Pascal Baba Couloubaly, ancien ministre de la Culture, s’est battu pour la promotion des valeurs de notre terroir. La refondation est l’occasion de poursuivre son combat.
Les trois principes de la refondation – respect de la souveraineté du Mali, libre choix des partenaires stratégiques du Mali, défense des intérêts du Mali dans la prise de décision – ont contribué au succès de la reconquête du septentrion malien. Un autre bastion non des moindres, très vital pour notre épanouissement identitaire, celui de la culture, a besoin lui aussi d’être reprise en main, notamment par la promotion de l’industrie culturelle.

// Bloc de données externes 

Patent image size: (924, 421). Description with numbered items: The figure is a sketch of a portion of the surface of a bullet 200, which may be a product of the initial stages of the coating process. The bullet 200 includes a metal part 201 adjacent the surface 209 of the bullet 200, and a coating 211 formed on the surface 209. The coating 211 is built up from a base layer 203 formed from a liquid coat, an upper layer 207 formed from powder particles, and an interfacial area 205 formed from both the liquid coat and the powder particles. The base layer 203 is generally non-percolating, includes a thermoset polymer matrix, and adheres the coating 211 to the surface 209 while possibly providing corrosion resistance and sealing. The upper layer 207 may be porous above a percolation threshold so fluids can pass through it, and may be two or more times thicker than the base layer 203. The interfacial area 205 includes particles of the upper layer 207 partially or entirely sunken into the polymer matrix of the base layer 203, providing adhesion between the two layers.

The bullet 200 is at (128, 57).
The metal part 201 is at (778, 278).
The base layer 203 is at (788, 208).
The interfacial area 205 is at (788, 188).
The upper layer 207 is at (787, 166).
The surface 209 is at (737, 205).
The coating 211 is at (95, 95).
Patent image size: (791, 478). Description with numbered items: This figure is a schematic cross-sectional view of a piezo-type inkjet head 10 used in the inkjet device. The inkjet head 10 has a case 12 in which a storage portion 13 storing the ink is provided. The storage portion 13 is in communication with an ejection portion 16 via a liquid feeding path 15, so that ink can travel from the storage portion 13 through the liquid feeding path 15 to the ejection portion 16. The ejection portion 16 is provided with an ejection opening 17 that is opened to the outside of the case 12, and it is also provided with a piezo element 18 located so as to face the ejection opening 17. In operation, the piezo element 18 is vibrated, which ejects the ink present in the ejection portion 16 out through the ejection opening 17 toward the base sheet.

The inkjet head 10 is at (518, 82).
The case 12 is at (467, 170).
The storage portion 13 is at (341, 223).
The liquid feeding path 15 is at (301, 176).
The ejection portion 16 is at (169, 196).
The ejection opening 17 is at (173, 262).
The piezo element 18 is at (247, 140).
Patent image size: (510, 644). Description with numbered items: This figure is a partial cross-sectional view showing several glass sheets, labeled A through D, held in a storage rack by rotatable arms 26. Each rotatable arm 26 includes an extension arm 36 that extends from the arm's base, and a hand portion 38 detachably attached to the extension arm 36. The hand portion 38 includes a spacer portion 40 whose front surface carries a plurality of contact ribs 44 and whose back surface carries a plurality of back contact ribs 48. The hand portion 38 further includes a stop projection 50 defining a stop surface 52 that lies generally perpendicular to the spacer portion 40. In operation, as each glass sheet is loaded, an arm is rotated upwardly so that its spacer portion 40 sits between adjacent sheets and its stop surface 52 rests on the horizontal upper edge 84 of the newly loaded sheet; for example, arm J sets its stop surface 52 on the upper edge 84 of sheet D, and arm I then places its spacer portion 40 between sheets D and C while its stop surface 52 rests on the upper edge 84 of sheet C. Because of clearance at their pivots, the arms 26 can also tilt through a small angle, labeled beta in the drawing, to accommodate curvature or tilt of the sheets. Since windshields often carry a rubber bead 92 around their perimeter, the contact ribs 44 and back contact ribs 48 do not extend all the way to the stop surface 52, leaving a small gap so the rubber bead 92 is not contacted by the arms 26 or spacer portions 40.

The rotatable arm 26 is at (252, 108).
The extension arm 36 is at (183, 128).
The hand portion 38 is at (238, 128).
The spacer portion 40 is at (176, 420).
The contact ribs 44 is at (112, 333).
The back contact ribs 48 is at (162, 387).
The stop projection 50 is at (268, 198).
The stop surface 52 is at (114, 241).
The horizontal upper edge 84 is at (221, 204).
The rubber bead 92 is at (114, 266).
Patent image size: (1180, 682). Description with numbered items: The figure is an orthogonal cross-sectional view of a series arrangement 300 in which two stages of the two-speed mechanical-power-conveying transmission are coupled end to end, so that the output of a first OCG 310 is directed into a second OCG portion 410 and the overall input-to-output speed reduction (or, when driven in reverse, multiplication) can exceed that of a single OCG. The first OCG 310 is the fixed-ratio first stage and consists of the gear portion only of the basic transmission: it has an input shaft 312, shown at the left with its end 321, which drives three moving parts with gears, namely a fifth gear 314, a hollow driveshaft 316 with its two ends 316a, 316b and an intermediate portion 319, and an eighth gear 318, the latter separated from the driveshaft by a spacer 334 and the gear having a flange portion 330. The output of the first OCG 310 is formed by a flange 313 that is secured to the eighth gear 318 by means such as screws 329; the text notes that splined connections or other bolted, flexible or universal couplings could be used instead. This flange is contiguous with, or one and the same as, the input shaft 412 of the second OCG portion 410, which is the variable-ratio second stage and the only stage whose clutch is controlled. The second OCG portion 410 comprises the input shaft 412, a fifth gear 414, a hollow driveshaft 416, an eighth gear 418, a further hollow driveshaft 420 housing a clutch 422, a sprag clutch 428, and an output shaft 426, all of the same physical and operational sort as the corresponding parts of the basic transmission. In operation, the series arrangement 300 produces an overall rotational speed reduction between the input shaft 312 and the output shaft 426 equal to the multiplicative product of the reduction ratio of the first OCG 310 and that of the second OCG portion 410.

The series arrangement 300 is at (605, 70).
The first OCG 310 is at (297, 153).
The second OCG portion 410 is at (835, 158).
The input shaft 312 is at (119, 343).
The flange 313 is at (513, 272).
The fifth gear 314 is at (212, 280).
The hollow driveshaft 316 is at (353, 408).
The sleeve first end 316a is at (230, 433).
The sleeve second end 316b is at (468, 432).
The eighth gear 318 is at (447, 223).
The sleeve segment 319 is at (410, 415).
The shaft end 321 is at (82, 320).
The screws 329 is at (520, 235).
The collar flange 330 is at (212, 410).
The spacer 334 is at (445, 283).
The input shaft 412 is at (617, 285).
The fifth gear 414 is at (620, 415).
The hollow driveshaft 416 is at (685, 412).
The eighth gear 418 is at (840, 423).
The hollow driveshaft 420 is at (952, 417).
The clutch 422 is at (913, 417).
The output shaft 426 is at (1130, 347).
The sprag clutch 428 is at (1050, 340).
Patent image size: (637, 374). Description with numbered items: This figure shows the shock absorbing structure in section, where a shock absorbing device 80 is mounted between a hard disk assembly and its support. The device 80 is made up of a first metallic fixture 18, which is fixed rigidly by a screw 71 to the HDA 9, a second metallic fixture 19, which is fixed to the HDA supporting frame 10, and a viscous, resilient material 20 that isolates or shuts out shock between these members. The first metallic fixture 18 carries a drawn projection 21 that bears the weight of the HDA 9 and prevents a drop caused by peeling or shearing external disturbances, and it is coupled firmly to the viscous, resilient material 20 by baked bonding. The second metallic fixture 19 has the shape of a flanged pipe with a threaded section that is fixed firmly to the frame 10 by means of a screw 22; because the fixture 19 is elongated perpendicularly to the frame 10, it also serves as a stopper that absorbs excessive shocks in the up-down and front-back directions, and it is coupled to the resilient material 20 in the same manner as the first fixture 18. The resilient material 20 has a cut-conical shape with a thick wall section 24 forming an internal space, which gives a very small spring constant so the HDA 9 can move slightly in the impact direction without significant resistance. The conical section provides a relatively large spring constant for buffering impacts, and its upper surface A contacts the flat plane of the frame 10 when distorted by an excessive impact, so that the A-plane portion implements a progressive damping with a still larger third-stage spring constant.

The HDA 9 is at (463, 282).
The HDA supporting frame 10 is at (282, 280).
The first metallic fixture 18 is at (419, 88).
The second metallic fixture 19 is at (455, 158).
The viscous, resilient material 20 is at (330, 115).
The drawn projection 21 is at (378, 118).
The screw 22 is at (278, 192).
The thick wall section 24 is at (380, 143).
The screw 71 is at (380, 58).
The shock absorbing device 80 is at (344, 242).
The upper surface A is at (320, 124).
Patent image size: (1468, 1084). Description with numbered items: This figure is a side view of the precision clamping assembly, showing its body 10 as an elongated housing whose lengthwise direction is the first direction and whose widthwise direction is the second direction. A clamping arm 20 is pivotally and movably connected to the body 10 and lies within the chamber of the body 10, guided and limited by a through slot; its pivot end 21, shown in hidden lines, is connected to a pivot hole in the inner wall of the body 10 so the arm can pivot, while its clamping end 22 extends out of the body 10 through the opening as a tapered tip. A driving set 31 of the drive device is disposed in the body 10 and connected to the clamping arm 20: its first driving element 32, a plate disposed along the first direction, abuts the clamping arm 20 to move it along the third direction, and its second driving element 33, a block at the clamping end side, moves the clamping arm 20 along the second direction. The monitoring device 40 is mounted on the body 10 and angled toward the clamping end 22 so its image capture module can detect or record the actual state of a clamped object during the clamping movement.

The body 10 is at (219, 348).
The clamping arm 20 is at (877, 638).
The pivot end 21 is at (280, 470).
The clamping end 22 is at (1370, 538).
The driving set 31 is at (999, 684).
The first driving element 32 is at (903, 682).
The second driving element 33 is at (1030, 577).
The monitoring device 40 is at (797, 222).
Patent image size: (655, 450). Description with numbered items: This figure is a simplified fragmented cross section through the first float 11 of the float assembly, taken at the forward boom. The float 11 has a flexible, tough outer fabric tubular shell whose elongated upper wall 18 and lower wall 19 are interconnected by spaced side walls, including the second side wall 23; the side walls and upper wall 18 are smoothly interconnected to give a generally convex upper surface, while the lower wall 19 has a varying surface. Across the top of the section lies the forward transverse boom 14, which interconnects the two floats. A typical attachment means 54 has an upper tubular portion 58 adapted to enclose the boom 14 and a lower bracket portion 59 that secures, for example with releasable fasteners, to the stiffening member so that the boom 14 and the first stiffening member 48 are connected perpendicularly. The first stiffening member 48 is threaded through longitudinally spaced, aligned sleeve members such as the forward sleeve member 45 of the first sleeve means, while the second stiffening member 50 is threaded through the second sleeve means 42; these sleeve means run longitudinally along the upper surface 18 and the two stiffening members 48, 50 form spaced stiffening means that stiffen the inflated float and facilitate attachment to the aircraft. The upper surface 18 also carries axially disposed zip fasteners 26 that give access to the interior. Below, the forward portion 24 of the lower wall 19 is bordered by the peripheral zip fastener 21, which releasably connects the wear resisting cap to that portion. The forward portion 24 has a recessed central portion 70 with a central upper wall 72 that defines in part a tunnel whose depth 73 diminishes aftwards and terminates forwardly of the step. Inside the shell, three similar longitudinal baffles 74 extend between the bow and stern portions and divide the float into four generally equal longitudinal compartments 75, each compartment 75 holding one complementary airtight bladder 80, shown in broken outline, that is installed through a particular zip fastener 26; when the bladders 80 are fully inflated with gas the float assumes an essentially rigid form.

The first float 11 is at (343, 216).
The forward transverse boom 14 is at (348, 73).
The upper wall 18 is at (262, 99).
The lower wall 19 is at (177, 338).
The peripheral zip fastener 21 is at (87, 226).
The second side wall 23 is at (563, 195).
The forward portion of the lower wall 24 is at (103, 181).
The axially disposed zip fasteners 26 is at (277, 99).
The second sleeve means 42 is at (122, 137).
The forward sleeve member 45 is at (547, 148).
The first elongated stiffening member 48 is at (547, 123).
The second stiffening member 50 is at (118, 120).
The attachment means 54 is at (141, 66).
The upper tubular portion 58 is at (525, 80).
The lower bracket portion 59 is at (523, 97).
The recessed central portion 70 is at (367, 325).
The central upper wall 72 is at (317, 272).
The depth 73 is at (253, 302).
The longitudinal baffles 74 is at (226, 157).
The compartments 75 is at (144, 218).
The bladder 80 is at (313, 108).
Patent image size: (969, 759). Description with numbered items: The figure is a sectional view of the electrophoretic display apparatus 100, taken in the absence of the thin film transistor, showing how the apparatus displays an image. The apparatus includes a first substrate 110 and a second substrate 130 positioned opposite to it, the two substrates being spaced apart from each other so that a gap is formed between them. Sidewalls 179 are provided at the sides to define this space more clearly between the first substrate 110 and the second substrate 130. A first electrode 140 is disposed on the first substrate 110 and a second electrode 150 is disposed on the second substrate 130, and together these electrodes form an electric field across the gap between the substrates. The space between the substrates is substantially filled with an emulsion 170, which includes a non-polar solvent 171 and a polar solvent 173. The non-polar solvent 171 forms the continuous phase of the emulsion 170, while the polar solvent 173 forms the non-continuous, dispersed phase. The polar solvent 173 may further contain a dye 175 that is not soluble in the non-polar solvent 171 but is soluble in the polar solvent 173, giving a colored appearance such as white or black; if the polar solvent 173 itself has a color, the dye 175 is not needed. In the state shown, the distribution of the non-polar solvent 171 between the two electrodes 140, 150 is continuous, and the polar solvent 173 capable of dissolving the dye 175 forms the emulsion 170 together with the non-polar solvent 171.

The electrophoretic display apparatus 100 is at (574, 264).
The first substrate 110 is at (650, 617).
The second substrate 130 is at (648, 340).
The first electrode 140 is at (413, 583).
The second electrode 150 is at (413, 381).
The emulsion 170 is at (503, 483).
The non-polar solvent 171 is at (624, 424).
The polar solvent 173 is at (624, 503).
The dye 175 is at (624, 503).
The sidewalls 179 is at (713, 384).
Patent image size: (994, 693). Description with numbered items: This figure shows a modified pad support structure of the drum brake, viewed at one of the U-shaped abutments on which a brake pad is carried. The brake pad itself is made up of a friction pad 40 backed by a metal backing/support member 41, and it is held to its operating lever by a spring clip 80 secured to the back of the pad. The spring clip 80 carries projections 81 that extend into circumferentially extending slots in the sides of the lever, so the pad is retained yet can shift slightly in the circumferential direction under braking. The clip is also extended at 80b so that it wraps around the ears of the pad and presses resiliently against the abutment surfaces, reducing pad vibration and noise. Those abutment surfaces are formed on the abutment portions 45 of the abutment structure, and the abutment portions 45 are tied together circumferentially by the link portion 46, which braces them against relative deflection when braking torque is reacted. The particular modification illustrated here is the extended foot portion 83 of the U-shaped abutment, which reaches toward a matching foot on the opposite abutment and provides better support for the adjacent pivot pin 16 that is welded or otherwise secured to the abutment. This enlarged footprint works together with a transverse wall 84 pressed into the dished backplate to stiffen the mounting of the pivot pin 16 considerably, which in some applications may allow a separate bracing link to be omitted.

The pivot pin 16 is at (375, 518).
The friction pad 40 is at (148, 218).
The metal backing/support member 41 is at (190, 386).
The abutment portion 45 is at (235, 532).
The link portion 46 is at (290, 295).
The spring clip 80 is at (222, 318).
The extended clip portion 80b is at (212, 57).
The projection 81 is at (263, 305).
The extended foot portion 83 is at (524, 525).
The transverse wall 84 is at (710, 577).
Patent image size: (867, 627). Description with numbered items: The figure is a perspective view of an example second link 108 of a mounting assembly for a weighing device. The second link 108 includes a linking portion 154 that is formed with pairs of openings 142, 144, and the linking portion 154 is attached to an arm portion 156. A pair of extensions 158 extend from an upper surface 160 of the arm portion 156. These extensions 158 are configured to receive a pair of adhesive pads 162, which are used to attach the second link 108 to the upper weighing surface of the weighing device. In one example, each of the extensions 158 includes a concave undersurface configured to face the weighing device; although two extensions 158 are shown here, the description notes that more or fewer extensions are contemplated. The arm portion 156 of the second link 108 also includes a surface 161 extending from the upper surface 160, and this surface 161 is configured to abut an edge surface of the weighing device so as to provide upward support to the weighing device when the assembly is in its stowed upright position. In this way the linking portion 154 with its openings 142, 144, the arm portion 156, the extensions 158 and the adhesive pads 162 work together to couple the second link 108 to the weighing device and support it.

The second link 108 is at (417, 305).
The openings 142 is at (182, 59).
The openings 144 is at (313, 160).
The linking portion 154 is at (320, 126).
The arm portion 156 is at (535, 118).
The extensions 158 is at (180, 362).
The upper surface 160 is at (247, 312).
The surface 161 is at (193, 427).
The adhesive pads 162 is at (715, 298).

Est légendaire la pugnacité de Pascal Baba Couloubaly, ancien ministre de la Culture, à promouvoir les valeurs de notre terroir. Le bamanan fier de ses origines, s’est battu sans relâche, pour la revalorisation des patronymes du terroir. Il n’a jamais accepté Coulibaly comme son nom de famille, mais Couloubaly. On est tenté de lui donner raison quand on sait que le diminutif ‘’Coulou’’ a un sens. A ses yeux, les ‘’Coulibaly’’ ont semble-t-il un ancêtre commun. Il répétait à l’envie, que son nom de famille se prononce et s’écrit Couloubaly. Caprice d’un contestataire désireux de se mettre en valeur en se singularisant ou reflexe identitaire, de celui qui savait qui il était vraiment ?
Il reste évident que l’anthropologue et non moins ancien ministre de la Culture, était aux premiers rangs des Africains qui ne pouvaient pas s’égarer.
La réalité est que plein de noms de famille, de nos villes et villages ont été transcrits de façon erronée, pendant l’ère coloniale, soit par ignorance, soit par mépris, ou pour des raisons qui convenaient à nos anciens maîtres ! Parallèlement, les noms de famille Koné, Traoré, Doumbia, Bagayoko, tels quels n’échappent pas à la règle. Leur forme authentique devrait être Kônè, Tarawélé, Doumbouya, Bagayôkô.
L’erreur est humaine, mais c’est y persister qui est diabolique, dit-on.
Plus de soixante ans d’indépendance formelle, nous continuons de fermer les yeux sur ces inepties. Comment comprendre qu’aujourd’hui encore, on transcrive officiellement un mot avec sa prononciation erronée et que dans le langage courant, il soit articulé autrement ? A preuve, notre capitale s’appelle Bamakô. C’est -à-dire dos du caïman ou rivière des caïmans, selon certaines versions. Or sur les documents, c’est plutôt Bamako qui apparaît. Cela est valable pour Mopti, la cinquième capitale régionale. Pour ses ressortissants c’est plutôt Moti (regroupement en peuhl). Idem pour certains villages riverains de la RN7 : Sôlô au lieu de Solo, Marakô au lieu de Marako ; Sèkèssôna au lieu de Suèguèssona ; Kangaba et Kolokani constituent aussi d’autres exemples. Camp de Kaaba est devenu Kangaba ; Kôlôn ka gni s’est transformé en Kolokani.
La même absurdité est manifeste dans le programme scolaire d’histoire au primaire, l’une des disciplines enseignées à l’école. Son enseignement permet d’apprendre aux élèves de mieux connaître le passé et d’avoir un repère. Mais encore faudrait-il, que cela se fasse dans les règles de l’art. En classe de 6è année, la leçon intitulée ‘’L’Empire du Ghana : des origines à l’apogée’’ contient une ineptie. En effet, à cause de sa fabuleuse richesse, dont l’or constituait le socle, on avait affecté à l’Empereur d’alors un surnom élogieux qui, traduit, signifie ‘’le roi de l’Empire de l’or’’ en langue soninké. L’orthographe de ce surnom est Kagué-Maghan Cissé. Et c’est ce qui est correct.
Combat pour un renouveau culturel
Mais par déformation lexicale des administrateurs français de la colonisation, ce surnom a été transcrit ‘’Kaya -Maghan’’.
Celui-ci résonne en bamanankan, comme un mot ordurier. C’est pourquoi, quand un instituteur aborde la leçon d’histoire ayant trait audit Empereur, les élèves ne peuvent s’empêcher de pouffer de rire, en pensant au sens que cela donne en bamanankan.
Aussi les historiens et les socio-anthropologues qui semblent être en première ligne de combat, pour un renouveau culturel peuvent-ils nous apporter leur lumière sur la question. Ce ne sont pas les promoteurs de l’écriture ‘’Nko’’ qui nous diront le contraire.
A présent que plusieurs actes ont été posés par les autorités actuelles, pour faire de la refondation une réalité tangible, on devrait mettre le turbo sur le plan culturel.